SWISS-Swedish multinational Asea Brown Boveri (ABB) is facing punitive fines as European Commission competition officials wind up a long-running investigation into an alleged cartel operated by specialised heating pipe manufacturers.

Commission officials are expected to submit recommendations by the end of this month for imposing fines running into millions of ecu on the Zurich-based engineering giant.

The level of the proposed fines will be calculated in accordance with new EU rules which ignore the turnover of the companies concerned and concentrate instead on the length and seriousness of the cartel.

“These fines will make the recent ones on shipping companies look small,” said one of the firms involved in the case, referring to the financial penalties totalling 273 million ecu imposed last month on 15 shipping companies which agreed prices and capacities for cargoes across the North Atlantic.

“We are talking big money,” said a Commission official, although he added that the institution would seek the views of national competition experts on how severe the punishment should be before making a final decision. Industry experts say the level of the fines could be reduced as a result of this consultation exercise.

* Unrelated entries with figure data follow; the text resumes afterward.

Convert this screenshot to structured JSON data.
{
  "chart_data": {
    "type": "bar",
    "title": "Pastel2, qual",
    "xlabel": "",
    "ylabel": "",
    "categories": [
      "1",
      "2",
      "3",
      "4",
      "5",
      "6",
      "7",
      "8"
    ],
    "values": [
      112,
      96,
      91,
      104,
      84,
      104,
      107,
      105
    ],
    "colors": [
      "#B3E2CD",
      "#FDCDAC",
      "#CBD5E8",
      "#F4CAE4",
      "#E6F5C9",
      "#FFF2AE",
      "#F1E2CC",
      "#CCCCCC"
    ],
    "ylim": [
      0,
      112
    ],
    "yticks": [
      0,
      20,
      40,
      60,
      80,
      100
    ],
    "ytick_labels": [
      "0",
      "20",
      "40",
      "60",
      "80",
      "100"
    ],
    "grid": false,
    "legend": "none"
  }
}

ABB, whose insulated steel pipe business is based in Copenhagen, is being targeted as the alleged ringleader of a cartel, along with three other Danish companies, Logstor, Tarco and Starpipe, and two German firms Panisovit and Isoplus.

ABB has refused to make any comment ahead of a final Commission ruling. It is the biggest of the five firms involved, with sales in the pipe sector totalling 230 million ecu in 1997.

Together, the companies are accused of setting prices and sharing out the market between 1980 and 1989.

Swedish company Powerpipe alerted the Commission to the suspect practices when it found that it was having to compete with pipes sold at prices below the cost of production whenever it tried to enter new markets in Germany, the Netherlands, Austria, Sweden and Denmark.

There are also allegations that Powerpipe's customers were threatened with boycotts to force them to break their links with the Gothenburg-based company.

Insulated steel pipes are a fundamental part of district heating systems, where warmth from the production of electricity is circulated either as steam or hot water to heat nearby houses or companies.

The Commission's Directorates-General for energy (DGXVII) and environmental policy (DGXI) are in favour of the technology, regarding it as less wasteful than alternative forms of heating.

Historically, Europe is a world leader in district heating, although such systems have largely been based in Scandinavian countries, Germany, and parts of eastern Europe, with Danish manufacturers taking a significant share of the market.

Western companies have been trying to sell their up-to-date technology to central and eastern Europe, although the market has not expanded as fast as they expected.

The Copenhagen-based industry body, the European Association of Heating Pipe Manufacturers, says there are no significant producers of insulated steel pipes for district heating outside Europe.

It adds that around 30 medium-sized and large pipe manufacturers sell on the European market. “I do not see any possibility of a cartel operating in the past or now,” said a spokesman for the association.